Most of the brutality is instigated by Gary Sweet’s Fanatic, an idealistic fascist whose blue-eyed belief in the inferiority of the Aboriginal people lead him to be a cold-blooded killer. As disturbing as it is when he leads a massacre of a small group of tribesmen, the character becomes even more unsettling when he later describes what he views as a warm friendship with his previous Aboriginal tracker.

The tensions among the men increase as they close in on the Fugitive -- or is he closing in on them? As the whites become more dependent on the Tracker, they trust him less, unsure if he is a “noble savage,” “cunning trickster” or something else.

Australia’s painful relationship to its indigenous culture, with its parallels to the U.S.’ treatment of black and Native Americans, is a difficult subject that is dealt with here with acute sensitivity and awareness.
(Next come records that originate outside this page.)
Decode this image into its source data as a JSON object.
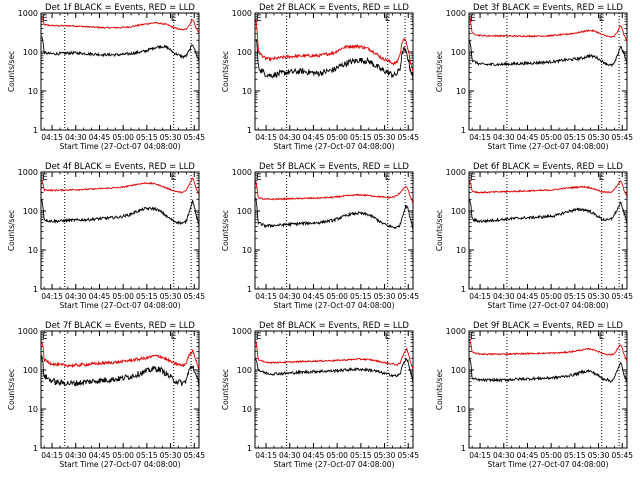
{
  "figure": {
    "x_tick_labels": [
      "04:15",
      "04:30",
      "04:45",
      "05:00",
      "05:15",
      "05:30",
      "05:45"
    ],
    "y_tick_labels": [
      "1",
      "10",
      "100",
      "1000"
    ],
    "xlabel": "Start Time (27-Oct-07 04:08:00)",
    "ylabel": "Counts/sec",
    "marker_E": "E",
    "colors": {
      "events": "#000000",
      "lld": "#e00000"
    }
  },
  "chart_data": [
    {
      "type": "line",
      "title": "Det 1f BLACK = Events, RED = LLD",
      "xlabel": "Start Time (27-Oct-07 04:08:00)",
      "ylabel": "Counts/sec",
      "yscale": "log",
      "ylim": [
        1,
        1000
      ],
      "xlim": [
        "04:08",
        "05:48"
      ],
      "x_ticks": [
        "04:15",
        "04:30",
        "04:45",
        "05:00",
        "05:15",
        "05:30",
        "05:45"
      ],
      "x_minutes": [
        0,
        2,
        6,
        10,
        20,
        30,
        40,
        50,
        56,
        60,
        66,
        72,
        76,
        80,
        84,
        88,
        90,
        92,
        94,
        96,
        98,
        100
      ],
      "vlines_minutes": [
        15,
        84,
        95
      ],
      "series": [
        {
          "name": "Events",
          "color": "#000000",
          "values": [
            320,
            95,
            90,
            90,
            95,
            90,
            85,
            85,
            90,
            95,
            105,
            130,
            140,
            130,
            95,
            80,
            75,
            80,
            110,
            160,
            90,
            60
          ]
        },
        {
          "name": "LLD",
          "color": "#e00000",
          "values": [
            900,
            500,
            480,
            470,
            470,
            440,
            420,
            420,
            440,
            470,
            520,
            560,
            540,
            500,
            420,
            380,
            370,
            390,
            500,
            700,
            420,
            300
          ]
        }
      ]
    },
    {
      "type": "line",
      "title": "Det 2f BLACK = Events, RED = LLD",
      "xlabel": "Start Time (27-Oct-07 04:08:00)",
      "ylabel": "Counts/sec",
      "yscale": "log",
      "ylim": [
        1,
        1000
      ],
      "xlim": [
        "04:08",
        "05:48"
      ],
      "x_ticks": [
        "04:15",
        "04:30",
        "04:45",
        "05:00",
        "05:15",
        "05:30",
        "05:45"
      ],
      "x_minutes": [
        0,
        2,
        6,
        10,
        20,
        30,
        40,
        50,
        56,
        60,
        66,
        72,
        76,
        80,
        84,
        88,
        90,
        92,
        94,
        96,
        98,
        100
      ],
      "vlines_minutes": [
        20,
        84,
        95
      ],
      "series": [
        {
          "name": "Events",
          "color": "#000000",
          "values": [
            320,
            40,
            28,
            25,
            30,
            32,
            28,
            35,
            48,
            55,
            62,
            58,
            45,
            35,
            30,
            25,
            28,
            40,
            120,
            90,
            40,
            20
          ]
        },
        {
          "name": "LLD",
          "color": "#e00000",
          "values": [
            900,
            100,
            70,
            65,
            75,
            80,
            80,
            95,
            130,
            140,
            140,
            120,
            95,
            70,
            60,
            50,
            55,
            90,
            230,
            160,
            60,
            30
          ]
        }
      ]
    },
    {
      "type": "line",
      "title": "Det 3f BLACK = Events, RED = LLD",
      "xlabel": "Start Time (27-Oct-07 04:08:00)",
      "ylabel": "Counts/sec",
      "yscale": "log",
      "ylim": [
        1,
        1000
      ],
      "xlim": [
        "04:08",
        "05:48"
      ],
      "x_ticks": [
        "04:15",
        "04:30",
        "04:45",
        "05:00",
        "05:15",
        "05:30",
        "05:45"
      ],
      "x_minutes": [
        0,
        2,
        6,
        10,
        20,
        30,
        40,
        50,
        56,
        60,
        66,
        72,
        76,
        80,
        84,
        88,
        90,
        92,
        94,
        96,
        98,
        100
      ],
      "vlines_minutes": [
        24,
        84,
        95
      ],
      "series": [
        {
          "name": "Events",
          "color": "#000000",
          "values": [
            250,
            60,
            50,
            48,
            48,
            50,
            52,
            55,
            58,
            62,
            65,
            70,
            80,
            75,
            58,
            48,
            45,
            50,
            80,
            140,
            90,
            50
          ]
        },
        {
          "name": "LLD",
          "color": "#e00000",
          "values": [
            900,
            300,
            270,
            260,
            260,
            255,
            255,
            260,
            270,
            280,
            300,
            330,
            360,
            340,
            280,
            250,
            240,
            250,
            330,
            480,
            280,
            180
          ]
        }
      ]
    },
    {
      "type": "line",
      "title": "Det 4f BLACK = Events, RED = LLD",
      "xlabel": "Start Time (27-Oct-07 04:08:00)",
      "ylabel": "Counts/sec",
      "yscale": "log",
      "ylim": [
        1,
        1000
      ],
      "xlim": [
        "04:08",
        "05:48"
      ],
      "x_ticks": [
        "04:15",
        "04:30",
        "04:45",
        "05:00",
        "05:15",
        "05:30",
        "05:45"
      ],
      "x_minutes": [
        0,
        2,
        6,
        10,
        20,
        30,
        40,
        50,
        56,
        60,
        66,
        72,
        76,
        80,
        84,
        88,
        90,
        92,
        94,
        96,
        98,
        100
      ],
      "vlines_minutes": [
        15,
        84,
        95
      ],
      "series": [
        {
          "name": "Events",
          "color": "#000000",
          "values": [
            250,
            60,
            55,
            55,
            58,
            60,
            65,
            70,
            80,
            95,
            115,
            115,
            95,
            70,
            55,
            50,
            48,
            55,
            100,
            180,
            80,
            40
          ]
        },
        {
          "name": "LLD",
          "color": "#e00000",
          "values": [
            700,
            350,
            340,
            340,
            350,
            360,
            380,
            400,
            440,
            480,
            520,
            500,
            440,
            380,
            330,
            300,
            300,
            340,
            480,
            700,
            400,
            250
          ]
        }
      ]
    },
    {
      "type": "line",
      "title": "Det 5f BLACK = Events, RED = LLD",
      "xlabel": "Start Time (27-Oct-07 04:08:00)",
      "ylabel": "Counts/sec",
      "yscale": "log",
      "ylim": [
        1,
        1000
      ],
      "xlim": [
        "04:08",
        "05:48"
      ],
      "x_ticks": [
        "04:15",
        "04:30",
        "04:45",
        "05:00",
        "05:15",
        "05:30",
        "05:45"
      ],
      "x_minutes": [
        0,
        2,
        6,
        10,
        20,
        30,
        40,
        50,
        56,
        60,
        66,
        72,
        76,
        80,
        84,
        88,
        90,
        92,
        94,
        96,
        98,
        100
      ],
      "vlines_minutes": [
        20,
        84,
        95
      ],
      "series": [
        {
          "name": "Events",
          "color": "#000000",
          "values": [
            250,
            50,
            42,
            42,
            45,
            48,
            50,
            58,
            72,
            82,
            88,
            80,
            65,
            50,
            42,
            38,
            38,
            45,
            90,
            140,
            70,
            35
          ]
        },
        {
          "name": "LLD",
          "color": "#e00000",
          "values": [
            700,
            220,
            200,
            200,
            205,
            210,
            215,
            225,
            240,
            250,
            260,
            250,
            240,
            230,
            220,
            230,
            250,
            300,
            380,
            420,
            250,
            150
          ]
        }
      ]
    },
    {
      "type": "line",
      "title": "Det 6f BLACK = Events, RED = LLD",
      "xlabel": "Start Time (27-Oct-07 04:08:00)",
      "ylabel": "Counts/sec",
      "yscale": "log",
      "ylim": [
        1,
        1000
      ],
      "xlim": [
        "04:08",
        "05:48"
      ],
      "x_ticks": [
        "04:15",
        "04:30",
        "04:45",
        "05:00",
        "05:15",
        "05:30",
        "05:45"
      ],
      "x_minutes": [
        0,
        2,
        6,
        10,
        20,
        30,
        40,
        50,
        56,
        60,
        66,
        72,
        76,
        80,
        84,
        88,
        90,
        92,
        94,
        96,
        98,
        100
      ],
      "vlines_minutes": [
        24,
        84,
        95
      ],
      "series": [
        {
          "name": "Events",
          "color": "#000000",
          "values": [
            250,
            60,
            55,
            55,
            60,
            65,
            68,
            72,
            78,
            90,
            105,
            110,
            100,
            80,
            62,
            58,
            62,
            80,
            110,
            160,
            90,
            50
          ]
        },
        {
          "name": "LLD",
          "color": "#e00000",
          "values": [
            700,
            320,
            300,
            300,
            310,
            320,
            330,
            340,
            360,
            380,
            400,
            420,
            400,
            360,
            310,
            300,
            310,
            360,
            450,
            600,
            350,
            220
          ]
        }
      ]
    },
    {
      "type": "line",
      "title": "Det 7f BLACK = Events, RED = LLD",
      "xlabel": "Start Time (27-Oct-07 04:08:00)",
      "ylabel": "Counts/sec",
      "yscale": "log",
      "ylim": [
        1,
        1000
      ],
      "xlim": [
        "04:08",
        "05:48"
      ],
      "x_ticks": [
        "04:15",
        "04:30",
        "04:45",
        "05:00",
        "05:15",
        "05:30",
        "05:45"
      ],
      "x_minutes": [
        0,
        2,
        6,
        10,
        20,
        30,
        40,
        50,
        56,
        60,
        66,
        72,
        76,
        80,
        84,
        88,
        90,
        92,
        94,
        96,
        98,
        100
      ],
      "vlines_minutes": [
        15,
        84,
        95
      ],
      "series": [
        {
          "name": "Events",
          "color": "#000000",
          "values": [
            250,
            70,
            55,
            48,
            45,
            50,
            55,
            60,
            68,
            75,
            90,
            110,
            100,
            75,
            55,
            48,
            45,
            55,
            100,
            130,
            70,
            40
          ]
        },
        {
          "name": "LLD",
          "color": "#e00000",
          "values": [
            700,
            180,
            150,
            135,
            130,
            140,
            150,
            160,
            175,
            185,
            200,
            230,
            220,
            180,
            150,
            135,
            130,
            150,
            250,
            320,
            180,
            100
          ]
        }
      ]
    },
    {
      "type": "line",
      "title": "Det 8f BLACK = Events, RED = LLD",
      "xlabel": "Start Time (27-Oct-07 04:08:00)",
      "ylabel": "Counts/sec",
      "yscale": "log",
      "ylim": [
        1,
        1000
      ],
      "xlim": [
        "04:08",
        "05:48"
      ],
      "x_ticks": [
        "04:15",
        "04:30",
        "04:45",
        "05:00",
        "05:15",
        "05:30",
        "05:45"
      ],
      "x_minutes": [
        0,
        2,
        6,
        10,
        20,
        30,
        40,
        50,
        56,
        60,
        66,
        72,
        76,
        80,
        84,
        88,
        90,
        92,
        94,
        96,
        98,
        100
      ],
      "vlines_minutes": [
        20,
        84,
        95
      ],
      "series": [
        {
          "name": "Events",
          "color": "#000000",
          "values": [
            250,
            100,
            85,
            80,
            82,
            88,
            92,
            95,
            100,
            102,
            105,
            100,
            95,
            85,
            78,
            72,
            70,
            80,
            150,
            200,
            100,
            50
          ]
        },
        {
          "name": "LLD",
          "color": "#e00000",
          "values": [
            700,
            180,
            160,
            155,
            158,
            165,
            170,
            175,
            180,
            185,
            190,
            185,
            175,
            160,
            150,
            140,
            135,
            150,
            260,
            350,
            180,
            100
          ]
        }
      ]
    },
    {
      "type": "line",
      "title": "Det 9f BLACK = Events, RED = LLD",
      "xlabel": "Start Time (27-Oct-07 04:08:00)",
      "ylabel": "Counts/sec",
      "yscale": "log",
      "ylim": [
        1,
        1000
      ],
      "xlim": [
        "04:08",
        "05:48"
      ],
      "x_ticks": [
        "04:15",
        "04:30",
        "04:45",
        "05:00",
        "05:15",
        "05:30",
        "05:45"
      ],
      "x_minutes": [
        0,
        2,
        6,
        10,
        20,
        30,
        40,
        50,
        56,
        60,
        66,
        72,
        76,
        80,
        84,
        88,
        90,
        92,
        94,
        96,
        98,
        100
      ],
      "vlines_minutes": [
        24,
        84,
        95
      ],
      "series": [
        {
          "name": "Events",
          "color": "#000000",
          "values": [
            250,
            60,
            55,
            55,
            55,
            58,
            60,
            62,
            65,
            68,
            75,
            90,
            95,
            80,
            62,
            55,
            52,
            60,
            100,
            150,
            80,
            45
          ]
        },
        {
          "name": "LLD",
          "color": "#e00000",
          "values": [
            700,
            280,
            260,
            255,
            255,
            260,
            265,
            270,
            275,
            280,
            300,
            330,
            350,
            320,
            270,
            250,
            245,
            260,
            350,
            450,
            260,
            160
          ]
        }
      ]
    }
  ]
}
A high-minded film that at times verges on didacticism, “The Tracker” is redeemed by its adherence to a simple yet distinctive approach to storytelling and its uniformly strong acting. De Heer’s surprising vision of a kind of frontier justice based on a higher authority provides a strong lament to the country’s troubling past.

*

‘The Tracker’

MPAA rating: Unrated

Times guidelines: Brutal off-screen violence evoked in paintings, mild language

David Gulpilil...The Tracker

Gary Sweet...The Fanatic

Damon Gameau...The Follower

Grant Page...The Veteran

Noel Wilton...The Fugitive

An ArtMattan Productions release. Writer-director Rolf de Heer. Producers Rolf de Heer, Julie Ryan. Director of photography Ian Jones. Editor Tania Nehme. Songs and music Graham Tardif, performed by Archie Roach. Art director-costume design Beverley Freeman. Running time: 1 hour, 34 minutes.